I got no answer when I asked if she was OK.

I could see her countenance beginning to fold and withdraw on itself.

Her attacker laid on the ground, unable to breath. His only goal right now was to get one breath. I knew that he wouldn't be a threat for a bit.

He was fully dressed. She was fully dressed. What had seemed to be an age to me had taken no time at all. I couldn't have been more than a second behind him when he began his attack on her.

What gets me is that while I've know women that had been assaulted, it somehow never was real to me. I realized that when I had been unable to accept what I saw a moment ago, but I do know how it affects a woman and I knew what I was going to say next.

"It is OK to kick a man when he's down." I said.

She looked at me and her lip quivered. I realized that I was a bit jacked up, my adrenaline must have been flowing. My large muscles, my pecs and quads were twitching.

"I'm not going to hurt you. Him maybe, but you're safe. Give him a kick."

I saw a conflicting thought cross her mind. She just needed to get a handle on it.

"A moment ago, he may have been a big scary guy, but now look at him."

With both hands he held his throat and tried to roll over. Maybe he thought it would be easier to breath on his other side.

"Kick him. Kick him now." I was goading her with no effect.

"You do know what he was going to do, don't you" I said as I put my hands on her shoulders and helped her stand up. "You need to kick him."

I turned my voice sterner as I walked her towards him "Kick him. It's OK. He started it."
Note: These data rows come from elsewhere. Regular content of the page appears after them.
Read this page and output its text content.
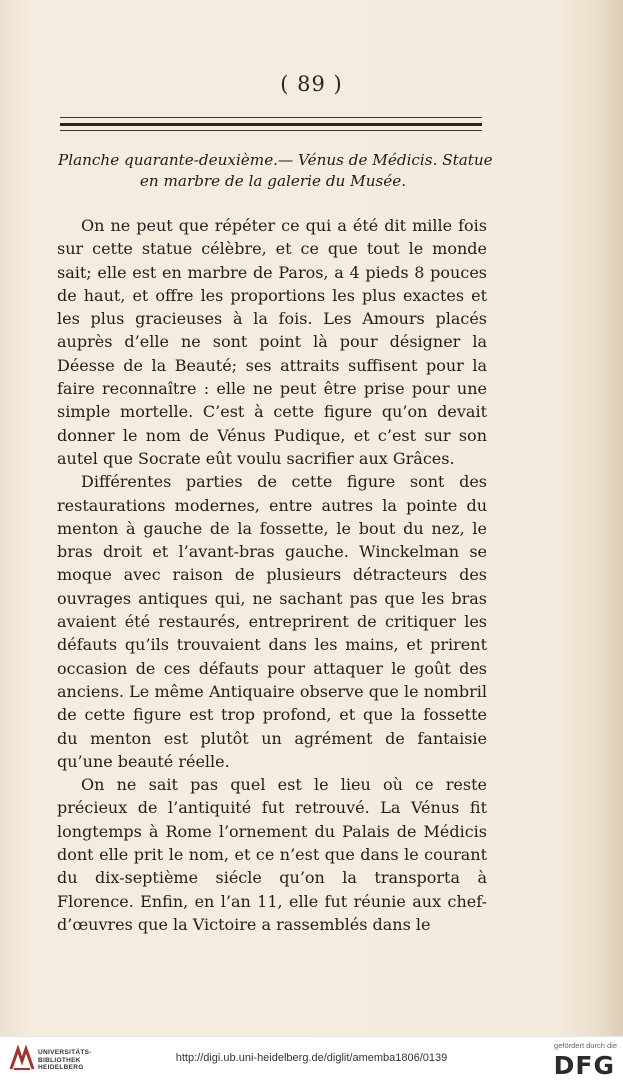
( 89 )
Planche quarante-deuxième.— Vénus de Médicis. Statue
en marbre de la galerie du Musée.

On ne peut que répéter ce qui a été dit mille fois sur cette statue célèbre, et ce que tout le monde sait; elle est en marbre de Paros, a 4 pieds 8 pouces de haut, et offre les proportions les plus exactes et les plus gracieuses à la fois. Les Amours placés auprès d’elle ne sont point là pour désigner la Déesse de la Beauté; ses attraits suffisent pour la faire reconnaître : elle ne peut être prise pour une simple mortelle. C’est à cette figure qu’on devait donner le nom de Vénus Pudique, et c’est sur son autel que Socrate eût voulu sacrifier aux Grâces.

Différentes parties de cette figure sont des restaurations modernes, entre autres la pointe du menton à gauche de la fossette, le bout du nez, le bras droit et l’avant-bras gauche. Winckelman se moque avec raison de plusieurs détracteurs des ouvrages antiques qui, ne sachant pas que les bras avaient été restaurés, entreprirent de critiquer les défauts qu’ils trouvaient dans les mains, et prirent occasion de ces défauts pour attaquer le goût des anciens. Le même Antiquaire observe que le nombril de cette figure est trop profond, et que la fossette du menton est plutôt un agrément de fantaisie qu’une beauté réelle.

On ne sait pas quel est le lieu où ce reste précieux de l’antiquité fut retrouvé. La Vénus fit longtemps à Rome l’ornement du Palais de Médicis dont elle prit le nom, et ce n’est que dans le courant du dix-septième siécle qu’on la transporta à Florence. Enfin, en l’an 11, elle fut réunie aux chef-d’œuvres que la Victoire a rassemblés dans le

UNIVERSITÄTS-
BIBLIOTHEK
HEIDELBERG
http://digi.ub.uni-heidelberg.de/diglit/amemba1806/0139
gefördert durch die
DFG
But it was when I said "He deserves it" that her foot lashed out and before I could say "again" she was on him. Kicks to the ribs and head, but he was already in fetal position, so he just kinda stayed in it. And it was here that she started to scream. I thought it was a bit late, but all I could think at the time was how little I understand women.

Before he got what he deserved, I stepped in to stop her. I wanted to get her back out of kicking range because I had a point to make and I didn't see her elbow coming up till it was to late. Vicious and scything, I knew it was going to hurt when it landed on my jaw. I think we both were a bit surprised when I deflected it with my hand.
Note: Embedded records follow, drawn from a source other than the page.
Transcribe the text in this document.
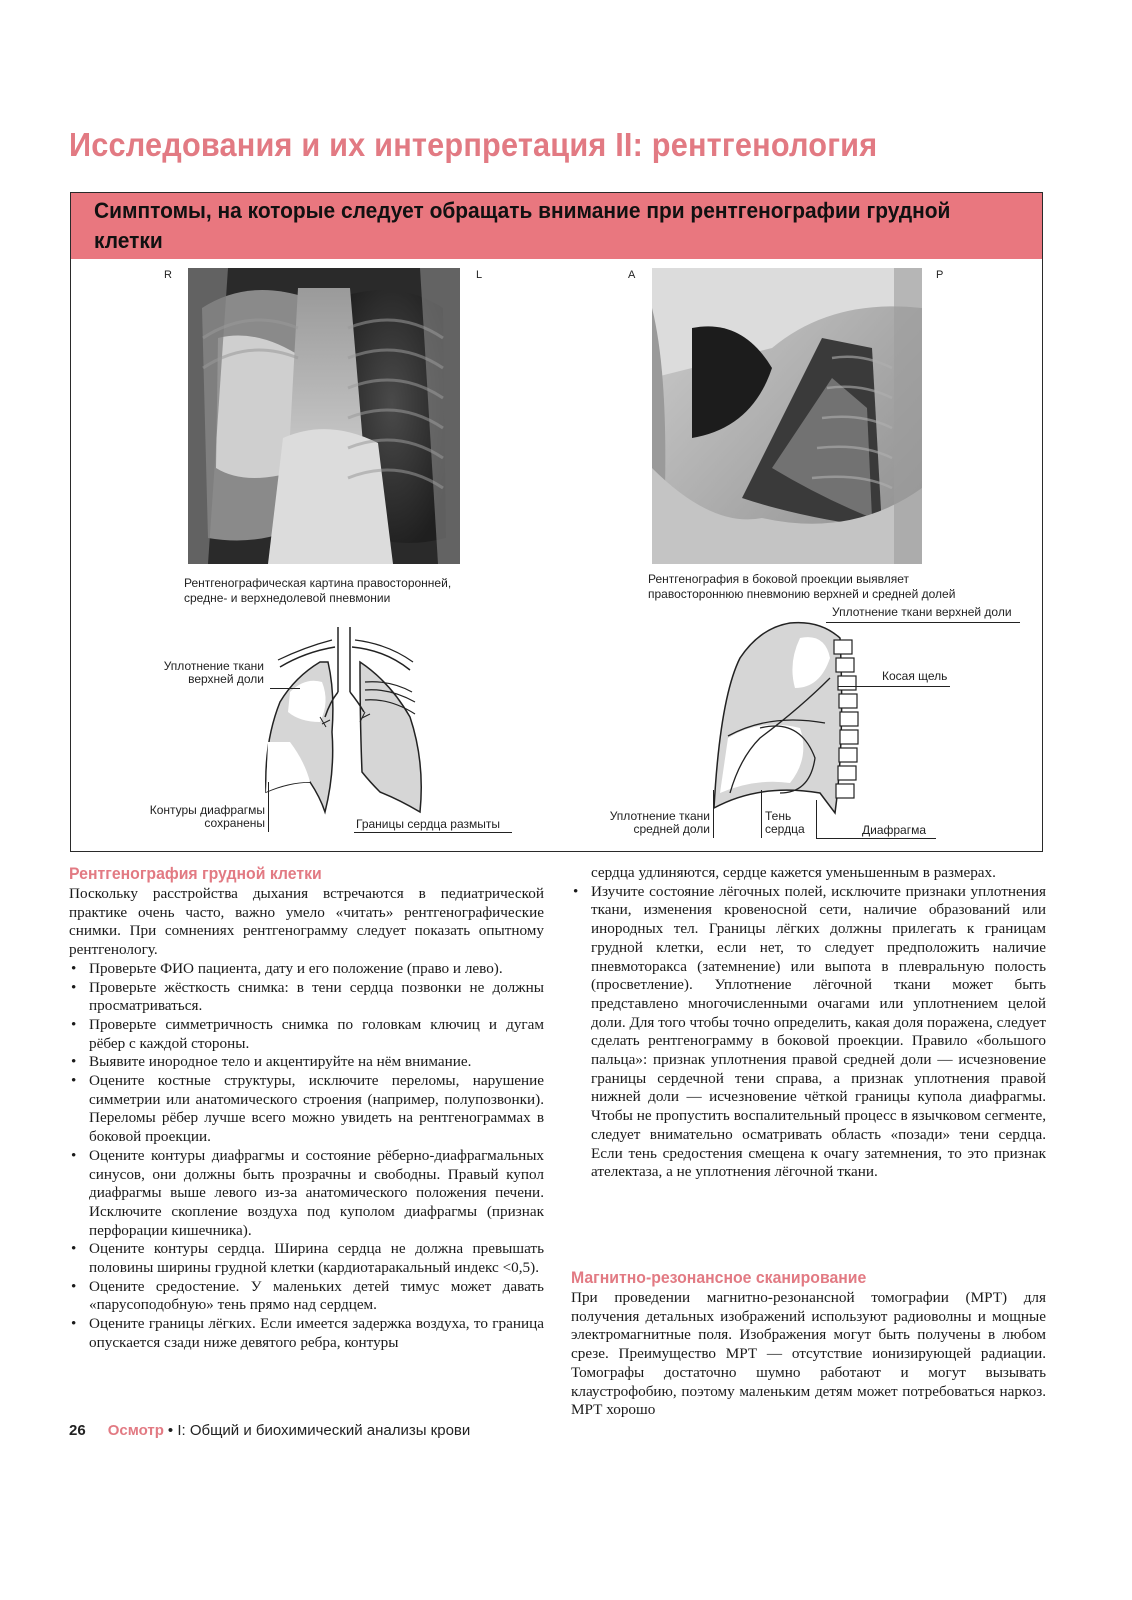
Исследования и их интерпретация II: рентгенология
Симптомы, на которые следует обращать внимание при рентгенографии грудной клетки
R	L
Рентгенографическая картина правосторонней, средне- и верхнедолевой пневмонии
A	P
Рентгенография в боковой проекции выявляет правостороннюю пневмонию верхней и средней долей
Уплотнение ткани
верхней доли
Контуры диафрагмы
сохранены	Границы сердца размыты
Уплотнение ткани верхней доли
Косая щель
Уплотнение ткани
средней доли
Тень
сердца	Диафрагма
Рентгенография грудной клетки

Поскольку расстройства дыхания встречаются в педиатрической практике очень часто, важно умело «читать» рентгенографические снимки. При сомнениях рентгенограмму следует показать опытному рентгенологу.

• Проверьте ФИО пациента, дату и его положение (право и лево).
• Проверьте жёсткость снимка: в тени сердца позвонки не должны просматриваться.
• Проверьте симметричность снимка по головкам ключиц и дугам рёбер с каждой стороны.
• Выявите инородное тело и акцентируйте на нём внимание.
• Оцените костные структуры, исключите переломы, нарушение симметрии или анатомического строения (например, полупозвонки). Переломы рёбер лучше всего можно увидеть на рентгенограммах в боковой проекции.
• Оцените контуры диафрагмы и состояние рёберно-диафрагмальных синусов, они должны быть прозрачны и свободны. Правый купол диафрагмы выше левого из-за анатомического положения печени. Исключите скопление воздуха под куполом диафрагмы (признак перфорации кишечника).
• Оцените контуры сердца. Ширина сердца не должна превышать половины ширины грудной клетки (кардиотаракальный индекс <0,5).
• Оцените средостение. У маленьких детей тимус может давать «парусоподобную» тень прямо над сердцем.
• Оцените границы лёгких. Если имеется задержка воздуха, то граница опускается сзади ниже девятого ребра, контуры

сердца удлиняются, сердце кажется уменьшенным в размерах.

• Изучите состояние лёгочных полей, исключите признаки уплотнения ткани, изменения кровеносной сети, наличие образований или инородных тел. Границы лёгких должны прилегать к границам грудной клетки, если нет, то следует предположить наличие пневмоторакса (затемнение) или выпота в плевральную полость (просветление). Уплотнение лёгочной ткани может быть представлено многочисленными очагами или уплотнением целой доли. Для того чтобы точно определить, какая доля поражена, следует сделать рентгенограмму в боковой проекции. Правило «большого пальца»: признак уплотнения правой средней доли — исчезновение границы сердечной тени справа, а признак уплотнения правой нижней доли — исчезновение чёткой границы купола диафрагмы. Чтобы не пропустить воспалительный процесс в язычковом сегменте, следует внимательно осматривать область «позади» тени сердца. Если тень средостения смещена к очагу затемнения, то это признак ателектаза, а не уплотнения лёгочной ткани.
Магнитно-резонансное сканирование

При проведении магнитно-резонансной томографии (МРТ) для получения детальных изображений используют радиоволны и мощные электромагнитные поля. Изображения могут быть получены в любом срезе. Преимущество МРТ — отсутствие ионизирующей радиации. Томографы достаточно шумно работают и могут вызывать клаустрофобию, поэтому маленьким детям может потребоваться наркоз. МРТ хорошо

26 Осмотр • I: Общий и биохимический анализы крови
She stepped back and I don't think I've ever seen a woman so mad. Her cheeks were flushed, her eyes were ablaze, she was panting and I asked her "Do you know why you're so mad?"
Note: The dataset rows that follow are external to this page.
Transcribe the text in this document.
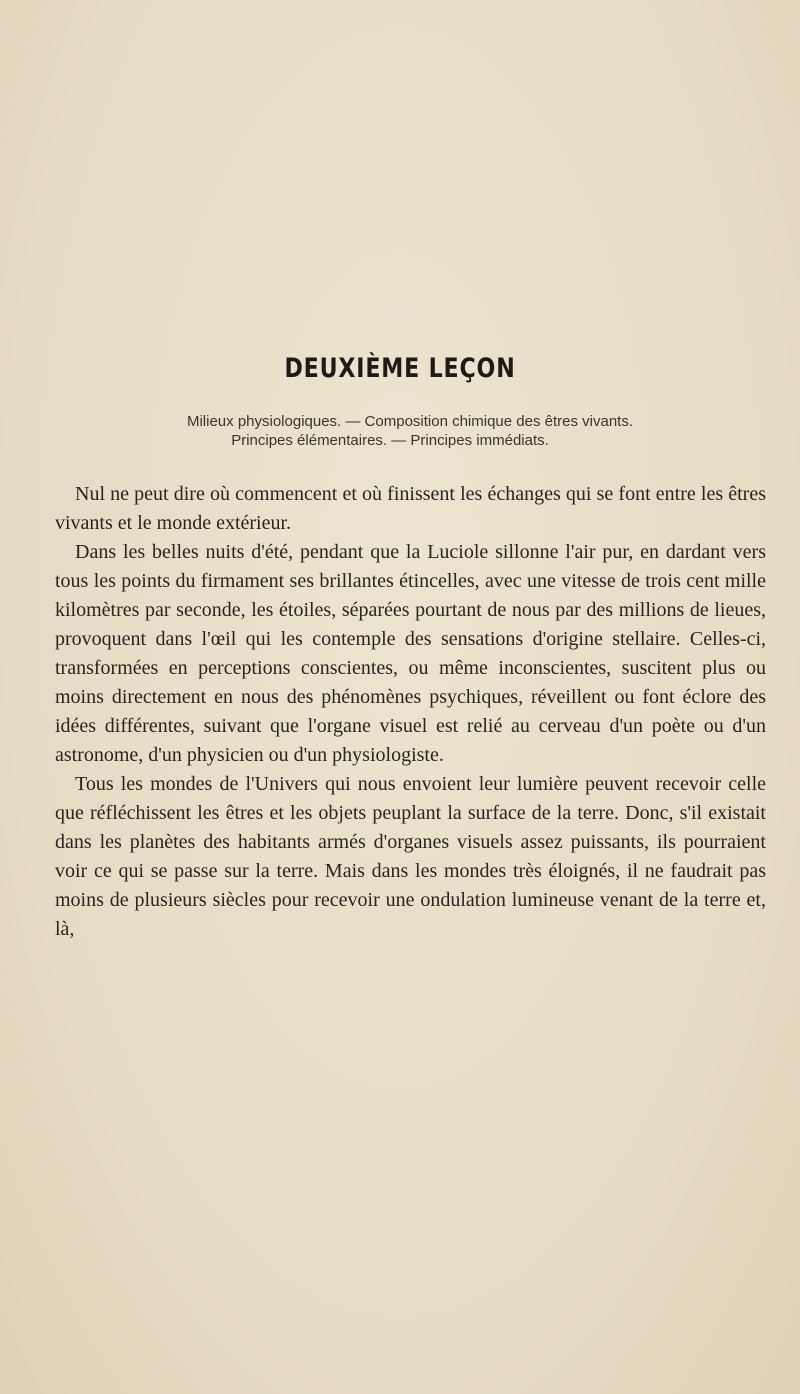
DEUXIÈME LEÇON
Milieux physiologiques. — Composition chimique des êtres vivants.
Principes élémentaires. — Principes immédiats.

Nul ne peut dire où commencent et où finissent les échanges qui se font entre les êtres vivants et le monde extérieur.

Dans les belles nuits d'été, pendant que la Luciole sillonne l'air pur, en dardant vers tous les points du firmament ses brillantes étincelles, avec une vitesse de trois cent mille kilomètres par seconde, les étoiles, séparées pourtant de nous par des millions de lieues, provoquent dans l'œil qui les contemple des sensations d'origine stellaire. Celles-ci, transformées en perceptions conscientes, ou même inconscientes, suscitent plus ou moins directement en nous des phénomènes psychiques, réveillent ou font éclore des idées différentes, suivant que l'organe visuel est relié au cerveau d'un poète ou d'un astronome, d'un physicien ou d'un physiologiste.

Tous les mondes de l'Univers qui nous envoient leur lumière peuvent recevoir celle que réfléchissent les êtres et les objets peuplant la surface de la terre. Donc, s'il existait dans les planètes des habitants armés d'organes visuels assez puissants, ils pourraient voir ce qui se passe sur la terre. Mais dans les mondes très éloignés, il ne faudrait pas moins de plusieurs siècles pour recevoir une ondulation lumineuse venant de la terre et, là,
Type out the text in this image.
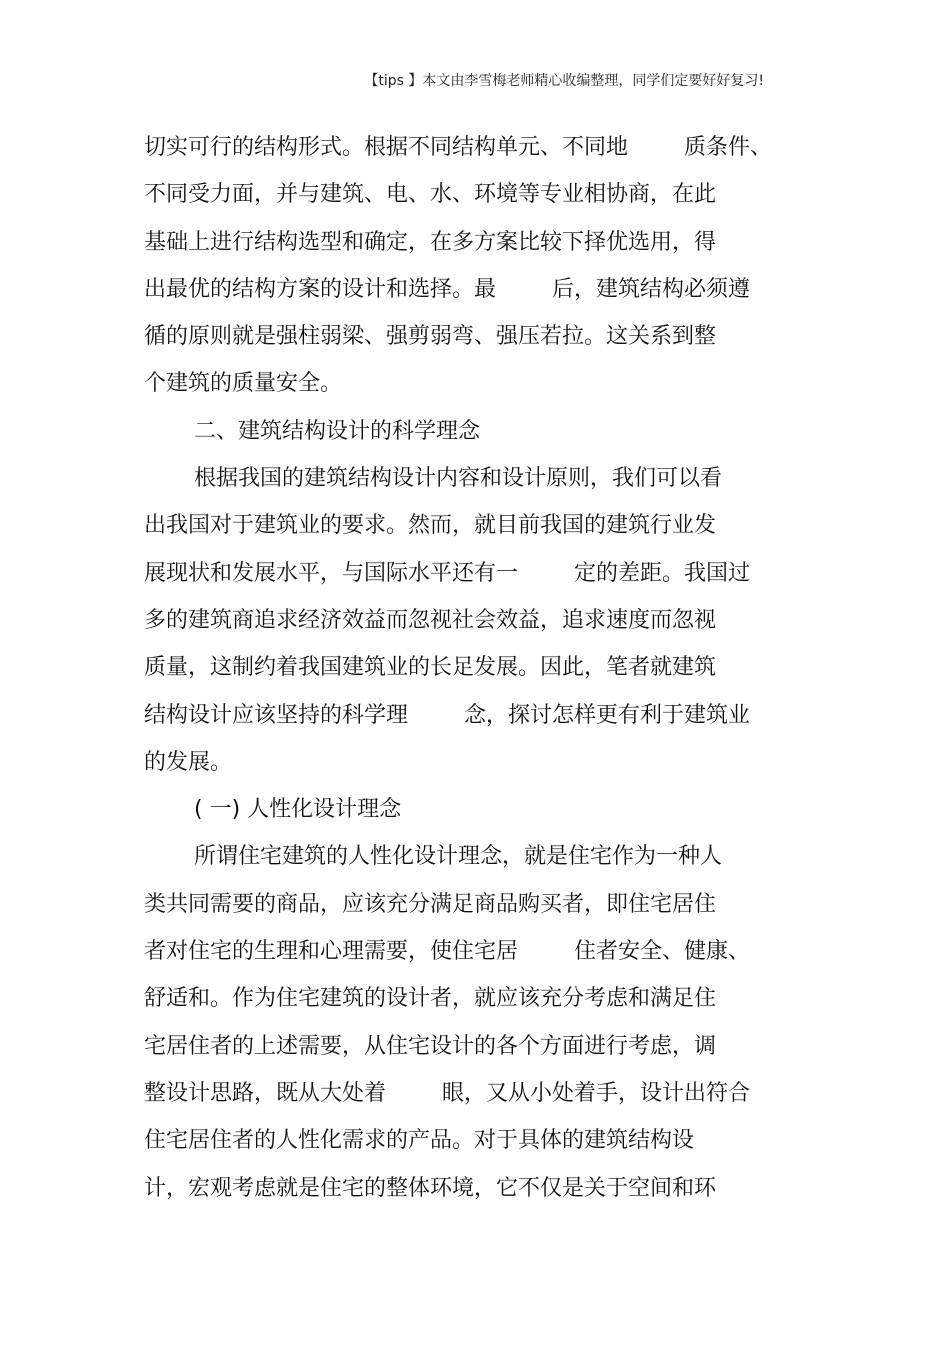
【tips 】本文由李雪梅老师精心收编整理，同学们定要好好复习!
切实可行的结构形式。根据不同结构单元、不同地        质条件、
不同受力面，并与建筑、电、水、环境等专业相协商，在此
基础上进行结构选型和确定，在多方案比较下择优选用，得
出最优的结构方案的设计和选择。最        后，建筑结构必须遵
循的原则就是强柱弱梁、强剪弱弯、强压若拉。这关系到整
个建筑的质量安全。
二、建筑结构设计的科学理念
根据我国的建筑结构设计内容和设计原则，我们可以看
出我国对于建筑业的要求。然而，就目前我国的建筑行业发
展现状和发展水平，与国际水平还有一        定的差距。我国过
多的建筑商追求经济效益而忽视社会效益，追求速度而忽视
质量，这制约着我国建筑业的长足发展。因此，笔者就建筑
结构设计应该坚持的科学理        念，探讨怎样更有利于建筑业
的发展。
( 一) 人性化设计理念
所谓住宅建筑的人性化设计理念，就是住宅作为一种人
类共同需要的商品，应该充分满足商品购买者，即住宅居住
者对住宅的生理和心理需要，使住宅居        住者安全、健康、
舒适和。作为住宅建筑的设计者，就应该充分考虑和满足住
宅居住者的上述需要，从住宅设计的各个方面进行考虑，调
整设计思路，既从大处着        眼，又从小处着手，设计出符合
住宅居住者的人性化需求的产品。对于具体的建筑结构设
计，宏观考虑就是住宅的整体环境，它不仅是关于空间和环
At this point I was teasing her. I gave her the opportunity to pummel a guy who deserved it, then I took it away. Or at least she thought I was only teasing her. She had one goal in life and it wasn't to answer me.

There was no confusing the look on her face. She did want to kill him.

"Why are you so mad at him?" I asked again.

With few options, she answered "Because he was going to rape me."

"Wrong!" I corrected her. "You are mad at him because you didn't deserve it."

Hearing that took all the rage out of her. She just began to deflate and tremble in front of me.

The whole dynamic in the stairwell changed and all remained the same. He assailant laid in the corner, his attempts at breathing sounded a bit like a trained seal at feeding time, and she stood there, trembling, shivering perhaps.

For a moment I thought her teeth were chattering. That went with the shivering appearance, but soon I realized that she was chanting something over and over.

"...didn't deserve it. I didn't deserve it. I didn't..."

I had seen pictures of US Troops from Vietnam with the thousand yard stare, distant and vacant. They don't begin to convey the dissociation between the present reality and the mind.

How the human mind can be so fragile and and so strong as to the incredible measures it's capable of to protect itself is beyond me.

STANDARD DISCLAIMER:
The majority of the mundane events in the above text are true in that I have been to California and installed machinery in pharmaceutical plants. Any and all dramatic and thematic elements are works of fiction.

The beating he suffered, her long cry as I drove around the San Francisco Bay and the police officer asking me if I saw any "large suspicious characters" when I checked out were all lost when I last tried to post this. But they are part of the story and since they are covered here, this is now complete.